I used to be well practiced in the folding arms technique with an addition of unfolding a newspaper, propping it against the steering wheel and starting to read it.
This was usually employed when despite having right of way a car comes in the opposite direction and expects a 40 foot bus to either vanish or reverse.
Unfortunately buses don't vanish and legally they can't reverse with passengers on or without a competent banks-man on the public highway.
Oh! And I was getting paid until my shift ended whether the bus was moving or not. 😁
 
Yes, that expectation that you would be happy to reverse around a blind bend is not uncommon. You did the right thing. The thing we have to remember is that many people simply do not know how to reverse. The excuses are varied and myriad*, but the real issue is, they don't know how to reverse. So often, even though it's a pain, it's easier just to reverse half a mile down the road. But that lingering sense of entitlement from some is not always easy to shrug off.

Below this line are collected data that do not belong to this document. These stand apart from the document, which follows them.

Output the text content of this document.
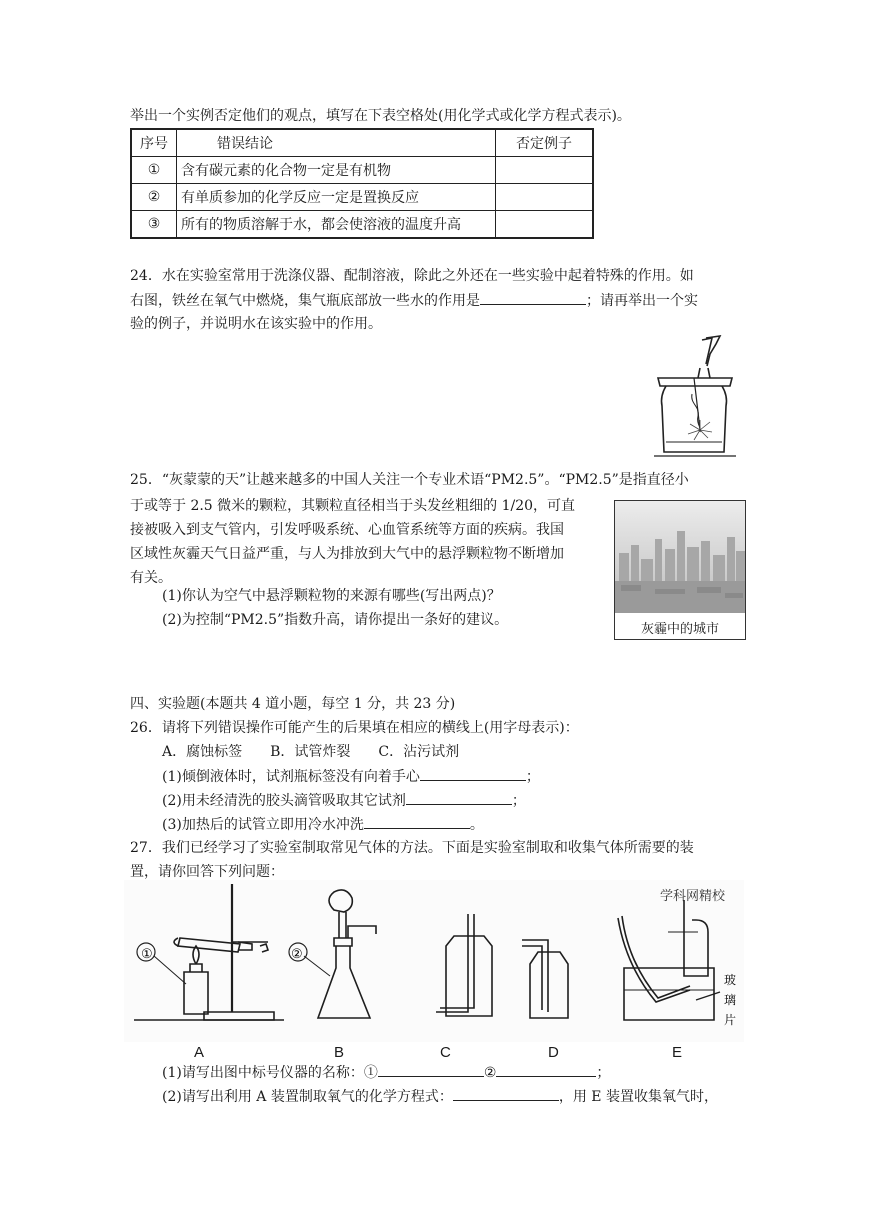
举出一个实例否定他们的观点，填写在下表空格处(用化学式或化学方程式表示)。
序号	错误结论	否定例子
①	含有碳元素的化合物一定是有机物	
②	有单质参加的化学反应一定是置换反应	
③	所有的物质溶解于水，都会使溶液的温度升高	
24．水在实验室常用于洗涤仪器、配制溶液，除此之外还在一些实验中起着特殊的作用。如
右图，铁丝在氧气中燃烧，集气瓶底部放一些水的作用是	；请再举出一个实
验的例子，并说明水在该实验中的作用。
25．“灰蒙蒙的天”让越来越多的中国人关注一个专业术语“PM2.5”。“PM2.5”是指直径小
于或等于 2.5 微米的颗粒，其颗粒直径相当于头发丝粗细的 1/20，可直
接被吸入到支气管内，引发呼吸系统、心血管系统等方面的疾病。我国
区域性灰霾天气日益严重，与人为排放到大气中的悬浮颗粒物不断增加
有关。
(1)你认为空气中悬浮颗粒物的来源有哪些(写出两点)？
(2)为控制“PM2.5”指数升高，请你提出一条好的建议。
灰霾中的城市
四、实验题(本题共 4 道小题，每空 1 分，共 23 分)
26．请将下列错误操作可能产生的后果填在相应的横线上(用字母表示)：
A．腐蚀标签　　B．试管炸裂　　C．沾污试剂
(1)倾倒液体时，试剂瓶标签没有向着手心	；
(2)用未经清洗的胶头滴管吸取其它试剂	；
(3)加热后的试管立即用冷水冲洗	。
27．我们已经学习了实验室制取常见气体的方法。下面是实验室制取和收集气体所需要的装
置，请你回答下列问题：
①	②
学科网精校
玻
璃
片
A	B	C	D	E
(1)请写出图中标号仪器的名称：①	②	；
(2)请写出利用 A 装置制取氧气的化学方程式：	，用 E 装置收集氧气时，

* - for example, a huge white, probably hired BMW (people hire performance cars to "do" the NC500 to play above their pay grade for a few days) came around a corner and overshot the passing place as I was approaching it. I stopped and waited. He looked in his mirror and didn't do a thing. So I folded my arms, and continued to wait. After a while, he got embarrassed, and managed to reverse the few measly metres necessary, clearly fuming. As I went by, he yelled "I'm in a BMW and you're only in a F***ing Fiat!" I still don't understand that one....

Obviously, the more expensive your car, the more right of way you have?

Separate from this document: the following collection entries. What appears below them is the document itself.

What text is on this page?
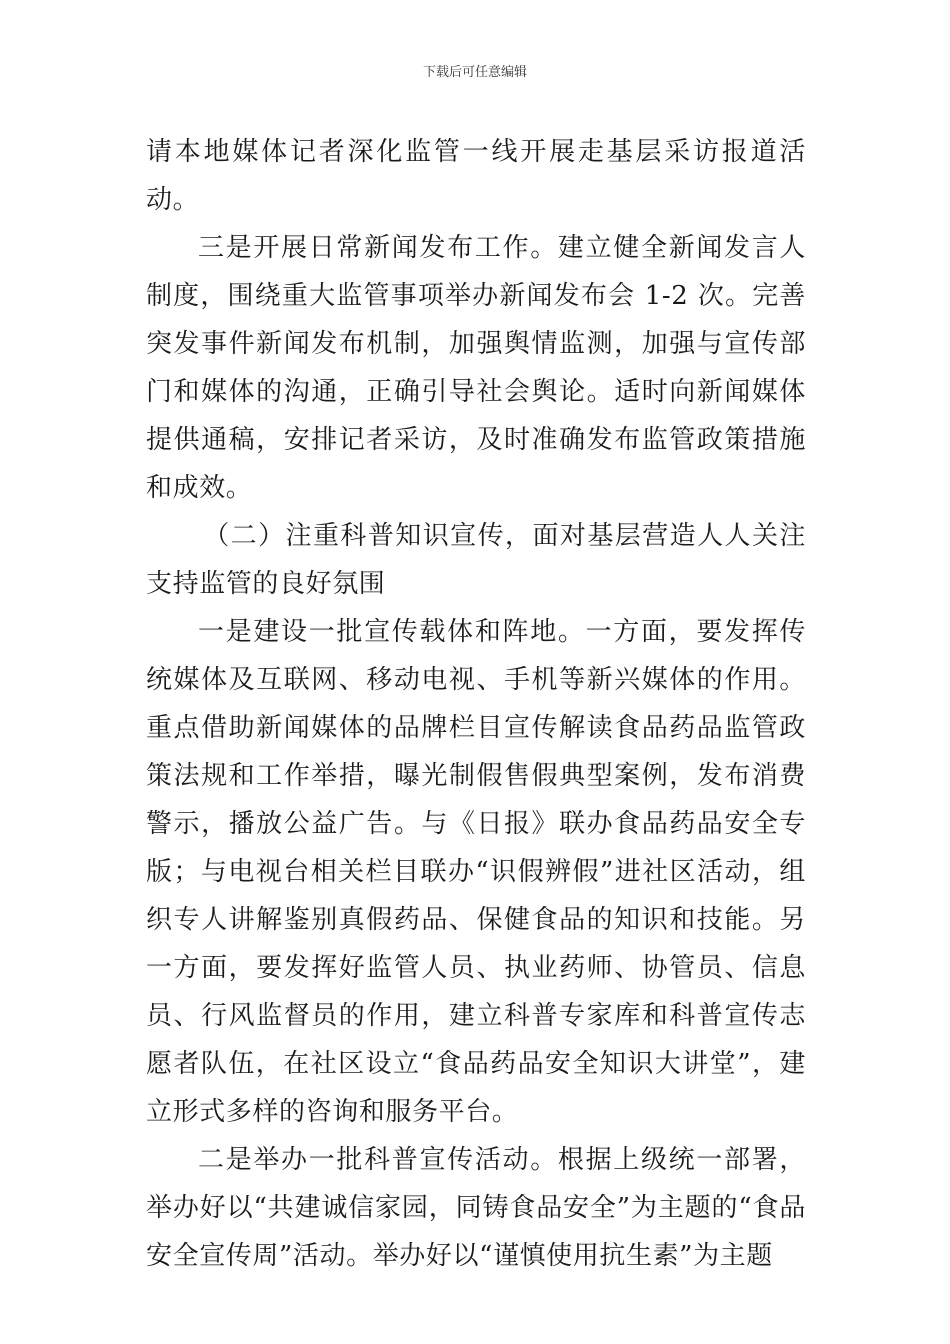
下载后可任意编辑

请本地媒体记者深化监管一线开展走基层采访报道活动。

三是开展日常新闻发布工作。建立健全新闻发言人制度，围绕重大监管事项举办新闻发布会 1-2 次。完善突发事件新闻发布机制，加强舆情监测，加强与宣传部门和媒体的沟通，正确引导社会舆论。适时向新闻媒体提供通稿，安排记者采访，及时准确发布监管政策措施和成效。

（二）注重科普知识宣传，面对基层营造人人关注支持监管的良好氛围

一是建设一批宣传载体和阵地。一方面，要发挥传统媒体及互联网、移动电视、手机等新兴媒体的作用。重点借助新闻媒体的品牌栏目宣传解读食品药品监管政策法规和工作举措，曝光制假售假典型案例，发布消费警示，播放公益广告。与《日报》联办食品药品安全专版；与电视台相关栏目联办“识假辨假”进社区活动，组织专人讲解鉴别真假药品、保健食品的知识和技能。另一方面，要发挥好监管人员、执业药师、协管员、信息员、行风监督员的作用，建立科普专家库和科普宣传志愿者队伍，在社区设立“食品药品安全知识大讲堂”，建立形式多样的咨询和服务平台。

二是举办一批科普宣传活动。根据上级统一部署，举办好以“共建诚信家园，同铸食品安全”为主题的“食品安全宣传周”活动。举办好以“谨慎使用抗生素”为主题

When I was back in Mull about ten years ago I tried to find that blind corner again to photograph it, but I couldn't. The road hadn't just been improved, it had been realigned, and the whole thing was gone. Basically the road rounded a rock, going downhill, with a steep drop on the other side with no safety barrier at all. I'm good, but I'm not prepared to do that. Reverse uphill, round a blind corner, with a steep unprotected drop on the outside of the curve, on a road little wider than my car? Nope.

A farmer in Perthshire told me about a guy in a campervan who tried to get him to reverse across a narrow hump-backed bridge in a Land Rover - while towing a horse trailer containing a sick mare he was trying to get to the vet.